At that capacitor I measure 114VDC
Please be aware that this kind of voltage could be harmful.

The negative lead runs thru a 10-ohm, 50Watt series resistor:



Then to the "spark capacitor":


This capacitor is directly in parallel with the workpiece/electrode.
I had the work piece connected to positive and the electrode connected to negative.

This afternoon I finally had a chance to power it up!
The first real tests were on a cut off of 1x2 steel bar that was laying around.

Here's a couple still shots of the sparks in action:




and some video is attached below.

The resistor does get warm in use.

Here's the damage to the block after just a couple minutes of run time:




Initially I thought the electrode had welded to the block at the end because I could not slide the block out, but no! The hollow electrode was actually sitting in the groove and not allowing me to slide it.

More to come!
-brino


----------



## JimDawson

Very Cool!   I guess I'm going to have to build one!


----------



## brino

Well that was too much fun to stop......

Next up was a couple of utility knife blades.
some still images:







some videos are attached below.

You can tell it's working well when small plumes of black debris come out of the spark area.

Here's the results; top side:


back-side: 


they only took  10-15 minutes each.

You see at one end above where I started it and things shifted creating a "smear" it looked kinda neat:



I built this unit with just a simple fixed stand with no easy method of advancing the electrode. 
I was going to wait until I had "proof of concept" that this would actually work.
At this point I see that as a requirement, I had to get my son out to adjust the blue clamps at the top to lower the electrode.

Well, that's all for today.....what a fun day!

-brino


----------



## FOMOGO

That's pretty cool. If you haven't already, I think you need to occasionally throw your head back and let out a blood curdling Bwaahhh- ha-ha-ha just like the  aspiring mad scientist that you are.  Mike


----------



## savarin

Nice one brino, yep, its heaps of fun.
Everyone who has seen mine in operation is amazed and cant believe it.


----------



## savarin

are you using deionised or distilled water?


----------



## brino

savarin said:


> are you using deionised or distilled water?



The label says "Distilled Water, Steam-Distilled Ozonated, dissolved mineral salts 0 ppm, fluoride ions 0 ppm."
I got it at the local drug store.
-brino


----------



## Hawkeye

That shifts the EDM back up toward the top of the list.
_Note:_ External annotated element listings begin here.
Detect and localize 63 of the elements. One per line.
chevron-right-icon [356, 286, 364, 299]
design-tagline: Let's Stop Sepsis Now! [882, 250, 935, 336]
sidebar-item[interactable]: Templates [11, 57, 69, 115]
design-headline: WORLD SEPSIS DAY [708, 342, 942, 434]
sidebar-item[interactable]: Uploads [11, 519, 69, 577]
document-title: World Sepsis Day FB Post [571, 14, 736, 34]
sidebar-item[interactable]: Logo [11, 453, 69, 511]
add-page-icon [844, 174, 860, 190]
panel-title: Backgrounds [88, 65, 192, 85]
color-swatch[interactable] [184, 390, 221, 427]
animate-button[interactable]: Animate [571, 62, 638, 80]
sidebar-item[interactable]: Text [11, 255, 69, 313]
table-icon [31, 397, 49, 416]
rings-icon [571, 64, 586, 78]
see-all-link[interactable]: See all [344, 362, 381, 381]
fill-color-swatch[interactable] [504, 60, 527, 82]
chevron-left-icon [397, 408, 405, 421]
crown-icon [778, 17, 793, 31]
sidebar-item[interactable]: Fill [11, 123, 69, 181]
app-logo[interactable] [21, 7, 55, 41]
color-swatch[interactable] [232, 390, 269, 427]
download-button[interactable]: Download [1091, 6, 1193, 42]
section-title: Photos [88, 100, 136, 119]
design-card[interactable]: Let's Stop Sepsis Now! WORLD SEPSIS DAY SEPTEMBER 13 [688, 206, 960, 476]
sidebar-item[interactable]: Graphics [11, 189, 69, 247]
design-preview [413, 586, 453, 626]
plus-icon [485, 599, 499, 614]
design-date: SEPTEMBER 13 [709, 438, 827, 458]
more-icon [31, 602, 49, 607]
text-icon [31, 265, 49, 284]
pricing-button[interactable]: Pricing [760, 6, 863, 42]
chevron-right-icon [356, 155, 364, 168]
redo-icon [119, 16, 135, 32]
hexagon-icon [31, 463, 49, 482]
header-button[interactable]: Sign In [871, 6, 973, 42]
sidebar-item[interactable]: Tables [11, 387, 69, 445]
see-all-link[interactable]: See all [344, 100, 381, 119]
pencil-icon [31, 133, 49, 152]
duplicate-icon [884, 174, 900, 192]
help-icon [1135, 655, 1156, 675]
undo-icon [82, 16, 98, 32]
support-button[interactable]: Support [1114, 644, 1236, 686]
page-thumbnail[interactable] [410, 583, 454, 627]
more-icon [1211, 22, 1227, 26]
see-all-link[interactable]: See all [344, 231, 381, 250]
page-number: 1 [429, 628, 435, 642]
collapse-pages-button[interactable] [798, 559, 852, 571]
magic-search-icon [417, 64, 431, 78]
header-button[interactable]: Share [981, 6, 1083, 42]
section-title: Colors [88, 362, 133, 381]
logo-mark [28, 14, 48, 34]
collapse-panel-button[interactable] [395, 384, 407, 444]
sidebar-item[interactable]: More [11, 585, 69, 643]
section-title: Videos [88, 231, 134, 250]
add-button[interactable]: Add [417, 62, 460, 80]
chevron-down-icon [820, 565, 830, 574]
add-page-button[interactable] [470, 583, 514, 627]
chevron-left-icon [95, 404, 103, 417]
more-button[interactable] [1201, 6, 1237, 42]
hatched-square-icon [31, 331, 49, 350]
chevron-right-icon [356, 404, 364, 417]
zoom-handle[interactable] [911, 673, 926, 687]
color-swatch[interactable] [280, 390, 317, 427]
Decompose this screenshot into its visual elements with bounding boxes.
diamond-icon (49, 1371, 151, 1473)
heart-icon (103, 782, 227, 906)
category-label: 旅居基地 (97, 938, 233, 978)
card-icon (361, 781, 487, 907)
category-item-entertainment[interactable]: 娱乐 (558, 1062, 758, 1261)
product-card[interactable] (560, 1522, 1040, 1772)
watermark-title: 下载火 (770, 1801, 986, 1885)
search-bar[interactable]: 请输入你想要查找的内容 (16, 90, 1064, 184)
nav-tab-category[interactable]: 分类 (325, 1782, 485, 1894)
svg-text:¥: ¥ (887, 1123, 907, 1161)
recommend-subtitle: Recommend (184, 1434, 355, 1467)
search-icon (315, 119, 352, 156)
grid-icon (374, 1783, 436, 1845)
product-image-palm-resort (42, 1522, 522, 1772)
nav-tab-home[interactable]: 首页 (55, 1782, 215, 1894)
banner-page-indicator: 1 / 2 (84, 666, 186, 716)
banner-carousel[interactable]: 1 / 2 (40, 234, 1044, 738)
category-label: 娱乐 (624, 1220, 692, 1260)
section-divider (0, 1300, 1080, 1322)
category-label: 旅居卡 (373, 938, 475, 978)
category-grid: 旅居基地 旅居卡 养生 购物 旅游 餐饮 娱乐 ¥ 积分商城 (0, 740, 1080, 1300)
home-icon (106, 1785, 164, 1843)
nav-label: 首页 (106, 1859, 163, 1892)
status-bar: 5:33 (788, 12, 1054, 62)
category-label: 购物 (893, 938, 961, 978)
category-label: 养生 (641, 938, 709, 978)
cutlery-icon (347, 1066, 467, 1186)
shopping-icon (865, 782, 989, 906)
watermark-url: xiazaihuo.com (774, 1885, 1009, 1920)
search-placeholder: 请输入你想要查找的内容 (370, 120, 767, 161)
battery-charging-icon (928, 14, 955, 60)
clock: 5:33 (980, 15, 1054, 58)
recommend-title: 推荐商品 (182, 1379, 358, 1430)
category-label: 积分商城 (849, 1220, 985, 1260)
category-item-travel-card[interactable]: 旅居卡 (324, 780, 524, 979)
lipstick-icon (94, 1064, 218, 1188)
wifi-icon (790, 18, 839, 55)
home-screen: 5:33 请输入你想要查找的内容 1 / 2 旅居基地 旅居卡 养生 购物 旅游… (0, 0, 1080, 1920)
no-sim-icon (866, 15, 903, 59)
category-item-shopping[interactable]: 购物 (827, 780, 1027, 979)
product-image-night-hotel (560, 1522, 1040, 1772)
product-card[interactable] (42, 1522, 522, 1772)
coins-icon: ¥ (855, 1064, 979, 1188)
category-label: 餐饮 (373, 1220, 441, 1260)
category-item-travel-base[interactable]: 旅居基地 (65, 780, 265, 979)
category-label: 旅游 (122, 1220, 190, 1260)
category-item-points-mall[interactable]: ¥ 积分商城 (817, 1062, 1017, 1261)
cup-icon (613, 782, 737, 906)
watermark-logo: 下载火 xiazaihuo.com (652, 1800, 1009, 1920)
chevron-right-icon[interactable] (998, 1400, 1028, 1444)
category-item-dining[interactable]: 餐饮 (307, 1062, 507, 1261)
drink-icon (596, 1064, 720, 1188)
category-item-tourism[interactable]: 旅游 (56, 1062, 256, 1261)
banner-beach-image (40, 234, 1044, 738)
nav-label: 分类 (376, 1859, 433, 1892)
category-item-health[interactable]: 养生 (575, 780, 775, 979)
Nicely posted. Thanks.


----------



## Navy Chief

Nice, this is something I may need to look into if I can ever make any progress on moving my woodworking shop equipment to the basement so I have room again in the garage...


----------



## brino

Hawkeye said:


> That shifts the EDM back up toward the top of the list. Nicely posted. Thanks.



You are very welcome.

I was hesitant to start the project not knowing how well it would work. I pictured myself going crazy trying to tweak components to get it to work with each change breaking something else. It turned out much simpler than I expected. I really appreciated:
i) Savarin's post showing how simple his set-up was (and his mention of the Derek Lynas design)
ii) the amount of published info showing all the different ways to do it

I thought that if that many other people can make so many different designs actually work, then there is not just one right way.

I am not done, the set-up above should let me experiment with various spark power-supply designs.
I need to get the height adjustable first.
I have some ideas about a simpler stepper motor drive, too.

-brino


----------



## MachGeek

You might want to get a simple conductivity meter for your bath so you can monitor it as a function of your process. You may also want to consider a simple filtration system. If you are going to working mostly with a given metal, it is not too hard to just precipitate the metal out of solution. Check the qualitative analysis section of an analytical chemistry book for all the tables that you would need.


----------



## dave2176

This is very interesting. I appreciate your efforts.
Dave


----------



## markba633csi

Brino: I built one in the 70s from an article in I think Popular Science or Mechanics.  Simple with two incandescent bulbs, a couple caps and diodes. Ran on 120v. Cutting speed was kinda slow, always wanted to build a hot-rodded version but life got in the way.
No provision for auto advancing- just manual with a feedscrew.  Used kerosene, never had a fire.  For tools I had best results with graphite electrodes (back then you could find them in dry cell batteries)
I wish I knew the exact date of that article but I don't.  Around late 60s or early 70s. 
Mark S.
I think it was called "Build an EDM machine" or some such title.


----------



## Ulma Doctor

very cool Brino! excellent work!


----------



## brino

For those just discovering this thread, here's a pointer to my EDM project version 2:

http://www.hobby-machinist.com/threads/electrical-discharge-machine-version-2-edmv2.49689/

The progress has slowed as I try to get ready for winter (yard jobs, vehicles, etc.) but not stopped.
I am currently trying to blast a hole thru a ball bearing with a piece of 14 AWG copper wire.......

-brino


----------



## savarin

What do they say on this site Brino?
No pics it aint happening!
This we want to see.
I rewired my solenoid to bring it up to the original circuit values and the speed increased exponentially with a plus of staying cooler for longer.
I use an infra red thermometer to monitor the coil temp and stop when it reaches 90'C.


----------